Showing posts with label Draba lasiocarpa. Show all posts
Showing posts with label Draba lasiocarpa. Show all posts

11/04/2010

Harbingers of Spring

Yes I know this is a nonsense, because the pictures show some overwintering buds, not an oddity at all.
But after all  the spring explosion is somewhere packed in them, and so they contain the promises.

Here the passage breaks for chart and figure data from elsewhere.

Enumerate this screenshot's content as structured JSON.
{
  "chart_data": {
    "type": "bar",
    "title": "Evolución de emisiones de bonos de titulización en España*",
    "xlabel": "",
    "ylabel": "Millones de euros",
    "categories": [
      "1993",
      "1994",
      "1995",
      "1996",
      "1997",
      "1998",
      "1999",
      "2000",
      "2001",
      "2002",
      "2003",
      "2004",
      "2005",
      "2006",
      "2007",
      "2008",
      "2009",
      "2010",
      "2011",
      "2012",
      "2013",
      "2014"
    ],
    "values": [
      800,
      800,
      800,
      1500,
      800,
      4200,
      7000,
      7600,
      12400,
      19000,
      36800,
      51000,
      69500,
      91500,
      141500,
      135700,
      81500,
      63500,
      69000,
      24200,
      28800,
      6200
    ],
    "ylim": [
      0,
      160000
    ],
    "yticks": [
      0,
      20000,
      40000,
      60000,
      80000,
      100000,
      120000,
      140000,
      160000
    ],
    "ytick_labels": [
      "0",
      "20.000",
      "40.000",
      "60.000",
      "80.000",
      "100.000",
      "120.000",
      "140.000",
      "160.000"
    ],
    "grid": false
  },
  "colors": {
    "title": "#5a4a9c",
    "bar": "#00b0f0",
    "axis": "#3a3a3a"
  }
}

Two herbaceous perennials, whose buds are overwintering near the soil surface:

Cortusa matthioli Alba
Dodecatheon sp.
An early flowering evergreen perennial with buds overwintering in the leaf rosette:

Draba lasiocarpa
And finally a shrublet:

Daphne sericea
And then the camera's accumulators went dead... Maybe I will continue this topic later if I can find another promising buds around.

3/18/2010

The First Real Spring Day

We have every year the First Real Spring Day (though it may be followed by winter days again).
I think that from now on we will have every day some news in the "garden".

The Androsace is still sleeping wrapped up in hairy leaves. Besides can be seen the ugly brown foliage of a Potentilla nitida. It will never be as on its habitat in the Dolomites but I hope for green leaves soon. This plant was bought in a nursery and until now it has give us three flowers only once.

Androsace sarmentosa, Potentilla nitida

This last year's Aquilegia seedling (seeds came from the SRGC as Aquilegia scopulorum but I think it is not), gets dressed for the Spring Feast.

Aquilegia sp.

Draba imbricata

This is also a seedling from last year, I think:

Draba lasiocarpa

The Eranthis is already fading, the Hepaticas just in bloom:

Hepatica nobilis, Eranthis hyemalis

Its pollen is already ripe:



Also the first flower of the Saxifraga x elisabethae cv. has opened, 10 days later than last year:

Saxifraga x elisabethae cv.


Sedum sieboldii shoots with Tulipa dasystemon in the background:



The color of the houseleeks is most beautiful now, at the end of winter. In summer they become dull green.